Hereditary chiefs for the Gitanyow and Gitwilgyoots filed for judicial reviews of the Canadian Environmental Assessment Agency’s (CEAA) approval of the project, which includes an $11 billion LNG plant on Lelu Island.
The Gitwilgyoots tribe claims they were not properly consulted. They also say the elected band council for the Lax Kw’alaams, which represents nine tribes, including the Gitwilgyoots, have no authority to support the project.
Meanwhile, the Skeena Wild Conservation group also filed for a judicial review that challenges the CEAA and Department of Fisheries and Oceans conclusions that the plant can be built with minimal impact on fish habitat.
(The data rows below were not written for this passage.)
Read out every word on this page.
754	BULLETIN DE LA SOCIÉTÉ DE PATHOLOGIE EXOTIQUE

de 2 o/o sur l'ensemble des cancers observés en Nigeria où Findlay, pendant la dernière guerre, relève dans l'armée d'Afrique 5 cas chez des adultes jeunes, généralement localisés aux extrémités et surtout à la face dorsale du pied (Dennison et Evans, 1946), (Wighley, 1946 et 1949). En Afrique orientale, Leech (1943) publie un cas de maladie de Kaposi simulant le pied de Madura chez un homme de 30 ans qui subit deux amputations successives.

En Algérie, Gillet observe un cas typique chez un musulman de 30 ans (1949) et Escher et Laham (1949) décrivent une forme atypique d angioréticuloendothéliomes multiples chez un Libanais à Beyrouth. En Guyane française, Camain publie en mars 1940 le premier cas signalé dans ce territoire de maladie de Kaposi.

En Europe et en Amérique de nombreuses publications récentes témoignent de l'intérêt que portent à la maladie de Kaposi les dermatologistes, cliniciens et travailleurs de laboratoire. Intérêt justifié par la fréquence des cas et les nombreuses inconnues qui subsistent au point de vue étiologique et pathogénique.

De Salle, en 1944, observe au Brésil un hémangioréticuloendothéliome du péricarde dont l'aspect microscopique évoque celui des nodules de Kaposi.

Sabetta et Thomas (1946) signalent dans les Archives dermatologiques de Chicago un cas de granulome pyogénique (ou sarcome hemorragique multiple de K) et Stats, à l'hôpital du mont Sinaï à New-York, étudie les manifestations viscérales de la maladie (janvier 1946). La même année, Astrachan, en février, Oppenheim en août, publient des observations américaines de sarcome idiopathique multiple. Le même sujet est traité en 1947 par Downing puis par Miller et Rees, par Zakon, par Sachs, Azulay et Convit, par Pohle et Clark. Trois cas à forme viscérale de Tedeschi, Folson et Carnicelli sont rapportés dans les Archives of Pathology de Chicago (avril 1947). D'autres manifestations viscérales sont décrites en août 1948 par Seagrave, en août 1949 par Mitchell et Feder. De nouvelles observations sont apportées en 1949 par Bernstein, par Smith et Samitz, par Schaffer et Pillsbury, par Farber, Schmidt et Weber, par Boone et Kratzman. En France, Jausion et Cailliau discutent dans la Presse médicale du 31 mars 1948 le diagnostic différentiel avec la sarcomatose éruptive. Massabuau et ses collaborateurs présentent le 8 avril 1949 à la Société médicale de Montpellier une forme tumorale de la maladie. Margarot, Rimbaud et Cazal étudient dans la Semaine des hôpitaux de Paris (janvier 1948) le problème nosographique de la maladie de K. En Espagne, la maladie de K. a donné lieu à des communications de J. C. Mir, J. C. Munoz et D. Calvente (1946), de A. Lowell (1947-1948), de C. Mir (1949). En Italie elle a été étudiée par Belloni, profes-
The total cost of building the PNW LNG plant and associated pipelines has been estimated at around $18 billion to $19 billion. That’s in addition to the roughly $8 billion it has already spent in upstream natural gas assets.
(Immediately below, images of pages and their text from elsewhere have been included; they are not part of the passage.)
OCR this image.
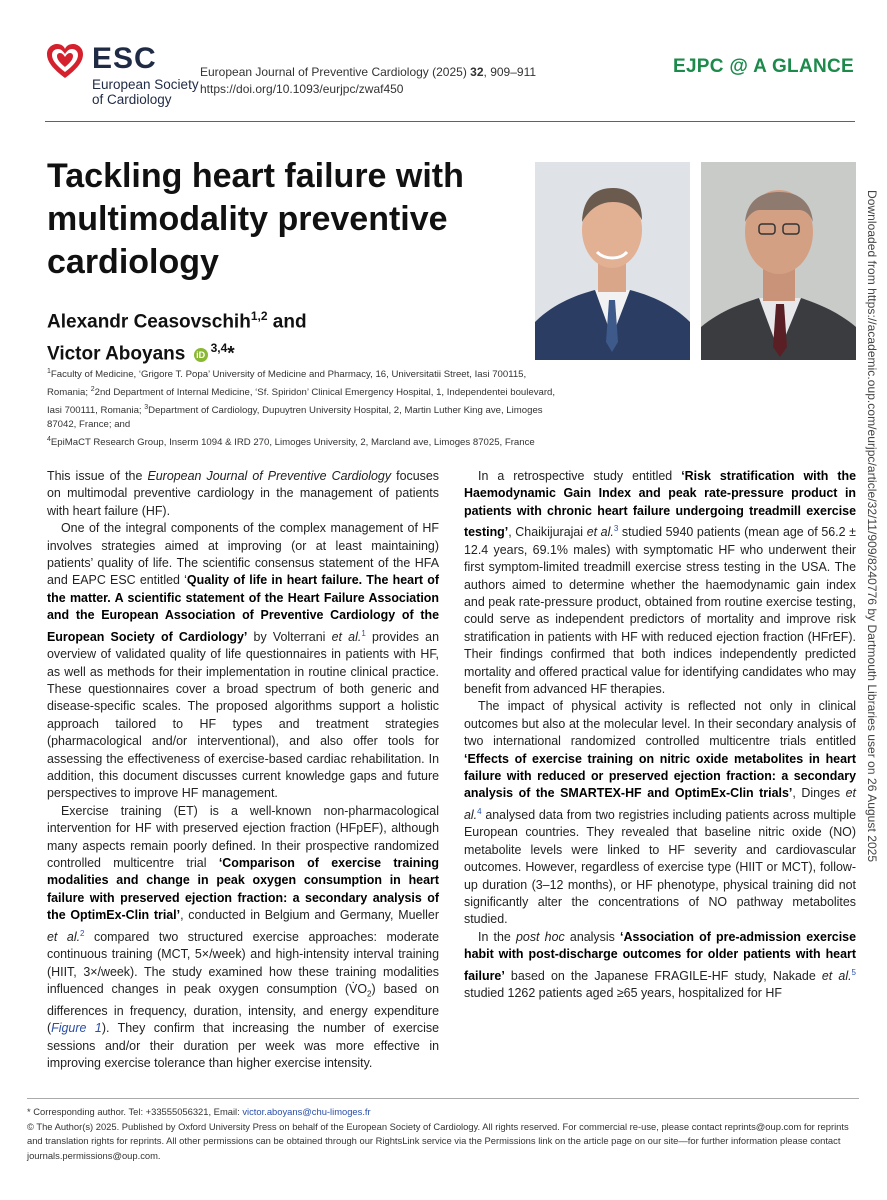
ESC
European Society
of Cardiology
European Journal of Preventive Cardiology (2025) 32, 909–911
https://doi.org/10.1093/eurjpc/zwaf450
EJPC @ A GLANCE
Tackling heart failure with multimodality preventive cardiology
Alexandr Ceasovschih$^{1,2}$ and
Victor Aboyans iD $^{3,4}$*
$^1$Faculty of Medicine, ‘Grigore T. Popa’ University of Medicine and Pharmacy, 16, Universitatii Street, Iasi 700115, Romania; $^2$2nd Department of Internal Medicine, ‘Sf. Spiridon’ Clinical Emergency Hospital, 1, Independentei boulevard, Iasi 700111, Romania; $^3$Department of Cardiology, Dupuytren University Hospital, 2, Martin Luther King ave, Limoges 87042, France; and
$^4$EpiMaCT Research Group, Inserm 1094 & IRD 270, Limoges University, 2, Marcland ave, Limoges 87025, France	Downloaded from https://academic.oup.com/eurjpc/article/32/11/909/8240776 by Dartmouth Libraries user on 26 August 2025

This issue of the European Journal of Preventive Cardiology focuses on multimodal preventive cardiology in the management of patients with heart failure (HF).

One of the integral components of the complex management of HF involves strategies aimed at improving (or at least maintaining) patients’ quality of life. The scientific consensus statement of the HFA and EAPC ESC entitled ‘Quality of life in heart failure. The heart of the matter. A scientific statement of the Heart Failure Association and the European Association of Preventive Cardiology of the European Society of Cardiology’ by Volterrani et al.$^1$ provides an overview of validated quality of life questionnaires in patients with HF, as well as methods for their implementation in routine clinical practice. These questionnaires cover a broad spectrum of both generic and disease-specific scales. The proposed algorithms support a holistic approach tailored to HF types and treatment strategies (pharmacological and/or interventional), and also offer tools for assessing the effectiveness of exercise-based cardiac rehabilitation. In addition, this document discusses current knowledge gaps and future perspectives to improve HF management.

Exercise training (ET) is a well-known non-pharmacological intervention for HF with preserved ejection fraction (HFpEF), although many aspects remain poorly defined. In their prospective randomized controlled multicentre trial ‘Comparison of exercise training modalities and change in peak oxygen consumption in heart failure with preserved ejection fraction: a secondary analysis of the OptimEx-Clin trial’, conducted in Belgium and Germany, Mueller et al.$^2$ compared two structured exercise approaches: moderate continuous training (MCT, 5×/week) and high-intensity interval training (HIIT, 3×/week). The study examined how these training modalities influenced changes in peak oxygen consumption $(V̇O_2)$ based on differences in frequency, duration, intensity, and energy expenditure (Figure 1). They confirm that increasing the number of exercise sessions and/or their duration per week was more effective in improving exercise tolerance than higher exercise intensity.

In a retrospective study entitled ‘Risk stratification with the Haemodynamic Gain Index and peak rate-pressure product in patients with chronic heart failure undergoing treadmill exercise testing’, Chaikijurajai et al.$^3$ studied 5940 patients (mean age of 56.2 ± 12.4 years, 69.1% males) with symptomatic HF who underwent their first symptom-limited treadmill exercise stress testing in the USA. The authors aimed to determine whether the haemodynamic gain index and peak rate-pressure product, obtained from routine exercise testing, could serve as independent predictors of mortality and improve risk stratification in patients with HF with reduced ejection fraction (HFrEF). Their findings confirmed that both indices independently predicted mortality and offered practical value for identifying candidates who may benefit from advanced HF therapies.

The impact of physical activity is reflected not only in clinical outcomes but also at the molecular level. In their secondary analysis of two international randomized controlled multicentre trials entitled ‘Effects of exercise training on nitric oxide metabolites in heart failure with reduced or preserved ejection fraction: a secondary analysis of the SMARTEX-HF and OptimEx-Clin trials’, Dinges et al.$^4$ analysed data from two registries including patients across multiple European countries. They revealed that baseline nitric oxide (NO) metabolite levels were linked to HF severity and cardiovascular outcomes. However, regardless of exercise type (HIIT or MCT), follow-up duration (3–12 months), or HF phenotype, physical training did not significantly alter the concentrations of NO pathway metabolites studied.

In the post hoc analysis ‘Association of pre-admission exercise habit with post-discharge outcomes for older patients with heart failure’ based on the Japanese FRAGILE-HF study, Nakade et al.$^5$ studied 1262 patients aged ≥65 years, hospitalized for HF

* Corresponding author. Tel: +33555056321, Email: victor.aboyans@chu-limoges.fr
© The Author(s) 2025. Published by Oxford University Press on behalf of the European Society of Cardiology. All rights reserved. For commercial re-use, please contact reprints@oup.com for reprints and translation rights for reprints. All other permissions can be obtained through our RightsLink service via the Permissions link on the article page on our site—for further information please contact journals.permissions@oup.com.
One of the court’s first order of business may be deciding if the hereditary chiefs are the proper representatives of their people.
The Gitwilgyoots, which claims Lelu Island as their traditional territory. The elected Lax Kw’alaams band council originally rejected the project, along with a $1.1 billion benefits package.
But after a change in leadership, the Lax Kw’alaams changed its position somewhat. In a letter to the federal environment minister, the elected council said that, if the project should go forward, it could support it, provided certain conditions are met.
Chief Yahaan (Don Wesley), a hereditary chief of the Gitwilgyoots, said at a press conference outside Federal Court that the Lax Kw’alaams elected band council has no authority over Lelu Island.
“The new council, they deemed that they could go out and take tribal territory and use the territory at their own discretion for oil and gas,” he said. “Our elected band council, their only jurisdiction is on reserves. Outside that jurisdiction belongs to the tribes. So we’re knocking heads with our local council.”
Robin Junger, a lawyer specializing in First Nations and environmental law, agrees that, generally speaking, elected band council authority extends only to land and governance issues with respect to Indian reserves, not traditional territory, most of which in B.C. is unceded.
“The entity that represents aboriginal groups on rights and title is determined by the collectivity itself. It’s not based on the Indian Act.”
Greg Knox, executive director for Skeena Wild, said the federal environment minister’s approval of the project was flawed.
“We have evidence to show that the Canadian Environmental Assessment Agency failed to provide solid information to both the minister of environment and to the federal cabinet to make an informed decision on this project,” he said.
He added the environmental review failed to do a cumulative climate change impact assessment.
Should the courts not side with the hereditary chiefs, Stewart Phillip, grand chief of the Union of B.C. Indian Chiefs, suggested there could be direct action by First Nations. He cited the blockades that have taken place at Standing Rock in North Dakota, where the Sioux are protesting a pipeline, as an example.
“If we cannot rely the courts to defend our land and indigenous rights, then we will have to do that ourselves,” he said. “We cannot allow this project to proceed.”
Whether the court case will add delays to the PNW LNG project remains to be seen. A number of natural gas and LNG analysts say a final investment decision on major LNG projects around the world are not likely to be taken now until 2019, at the earliest.